PodcastinSocialWork Podcast Series. (2016, October 12 ) Episode 177.  Dr. Virginia Eubanks: Casework, Social Justice, and the Information Age (part 1 of 2). Retrieved from

Podcast: Marx, P. (Host). (2020-Present). Tech Won’t Save Us.


Book: Benjamin, R. (2019). Race after technology. Medford, MA: Polity Press.

Book: Broussard, M. (2019). Artificial unintelligence: How computer misunderstand the world.  The MIT Press.

Book: McIlwain, C. (2020). Black software. New York, NY: Oxford University.

Book: Noble, S.U. (2018). Algorithms of oppression: How search engines reinforce racism. NYU Press.

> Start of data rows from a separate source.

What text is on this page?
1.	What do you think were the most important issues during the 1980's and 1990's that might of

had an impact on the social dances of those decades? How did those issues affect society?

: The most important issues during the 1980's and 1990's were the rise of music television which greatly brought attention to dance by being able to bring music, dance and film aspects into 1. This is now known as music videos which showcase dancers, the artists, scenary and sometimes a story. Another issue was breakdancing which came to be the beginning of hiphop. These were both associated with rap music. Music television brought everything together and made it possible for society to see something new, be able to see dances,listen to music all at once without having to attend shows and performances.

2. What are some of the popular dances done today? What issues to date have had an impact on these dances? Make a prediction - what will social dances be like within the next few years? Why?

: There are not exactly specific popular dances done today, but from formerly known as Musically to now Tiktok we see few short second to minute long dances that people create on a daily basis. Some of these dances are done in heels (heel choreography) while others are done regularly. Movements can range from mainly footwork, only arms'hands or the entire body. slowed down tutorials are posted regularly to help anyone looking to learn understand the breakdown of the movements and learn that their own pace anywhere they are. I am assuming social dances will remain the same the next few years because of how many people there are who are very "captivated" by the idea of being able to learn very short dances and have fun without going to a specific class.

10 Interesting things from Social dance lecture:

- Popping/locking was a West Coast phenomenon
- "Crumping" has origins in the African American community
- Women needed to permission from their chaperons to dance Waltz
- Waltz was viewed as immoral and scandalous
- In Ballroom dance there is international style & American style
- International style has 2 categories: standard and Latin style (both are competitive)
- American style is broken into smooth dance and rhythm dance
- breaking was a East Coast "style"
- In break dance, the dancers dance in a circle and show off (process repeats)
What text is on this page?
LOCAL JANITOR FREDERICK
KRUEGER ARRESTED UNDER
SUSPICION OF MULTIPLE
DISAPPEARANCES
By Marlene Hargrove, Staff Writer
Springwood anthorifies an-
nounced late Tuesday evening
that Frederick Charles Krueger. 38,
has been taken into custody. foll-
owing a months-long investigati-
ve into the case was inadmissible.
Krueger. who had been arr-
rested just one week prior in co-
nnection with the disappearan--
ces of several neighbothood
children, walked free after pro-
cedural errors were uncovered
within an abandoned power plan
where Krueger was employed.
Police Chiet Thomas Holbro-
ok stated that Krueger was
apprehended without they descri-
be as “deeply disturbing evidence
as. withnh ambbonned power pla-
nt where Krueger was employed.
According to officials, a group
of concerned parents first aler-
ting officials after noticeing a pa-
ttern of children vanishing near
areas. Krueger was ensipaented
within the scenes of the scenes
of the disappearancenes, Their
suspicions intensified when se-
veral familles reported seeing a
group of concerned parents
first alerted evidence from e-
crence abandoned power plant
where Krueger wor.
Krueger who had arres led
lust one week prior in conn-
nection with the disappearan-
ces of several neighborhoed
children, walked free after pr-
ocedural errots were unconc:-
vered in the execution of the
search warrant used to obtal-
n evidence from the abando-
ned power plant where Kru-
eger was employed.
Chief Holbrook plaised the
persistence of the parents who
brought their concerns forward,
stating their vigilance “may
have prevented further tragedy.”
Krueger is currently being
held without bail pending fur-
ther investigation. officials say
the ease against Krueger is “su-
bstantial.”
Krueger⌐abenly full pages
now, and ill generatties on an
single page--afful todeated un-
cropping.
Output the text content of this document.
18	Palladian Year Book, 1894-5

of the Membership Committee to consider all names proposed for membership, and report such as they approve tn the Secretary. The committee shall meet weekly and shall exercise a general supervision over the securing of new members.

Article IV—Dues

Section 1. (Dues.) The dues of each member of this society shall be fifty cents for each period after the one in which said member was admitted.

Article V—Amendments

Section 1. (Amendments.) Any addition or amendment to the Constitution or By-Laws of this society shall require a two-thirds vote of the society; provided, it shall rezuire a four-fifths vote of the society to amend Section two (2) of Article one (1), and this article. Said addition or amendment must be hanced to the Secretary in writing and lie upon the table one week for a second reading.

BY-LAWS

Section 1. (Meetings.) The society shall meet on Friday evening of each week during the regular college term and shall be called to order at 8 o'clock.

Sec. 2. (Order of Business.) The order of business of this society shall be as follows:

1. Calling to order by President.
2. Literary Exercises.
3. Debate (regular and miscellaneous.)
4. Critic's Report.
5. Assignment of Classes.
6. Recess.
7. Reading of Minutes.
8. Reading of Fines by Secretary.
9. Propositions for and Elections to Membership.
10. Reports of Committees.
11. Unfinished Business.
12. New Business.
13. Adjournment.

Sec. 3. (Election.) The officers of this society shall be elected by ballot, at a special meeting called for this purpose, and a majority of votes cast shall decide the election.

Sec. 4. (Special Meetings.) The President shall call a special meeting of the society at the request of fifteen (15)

Hi!  I am a generalist and a specialist of many forms. I am currently exploring the role Social Workers have at the intersection of emerging-tech, ethical design and implementation using a social justice lens to consider the future of the profession beyond traditional practice methods.  My practice experience before academia was in infant mental health, residential psychiatric care, two federal start-up projects one related to health care access and disabilities and the other related to community wellness and nutrition.  I am a fierce anti-violence veteran rooting for peace through relationship and advocacy building. I am also currently a Fellow with the Social Work Health Futures Lab, where we are collectively exploring the future of social work.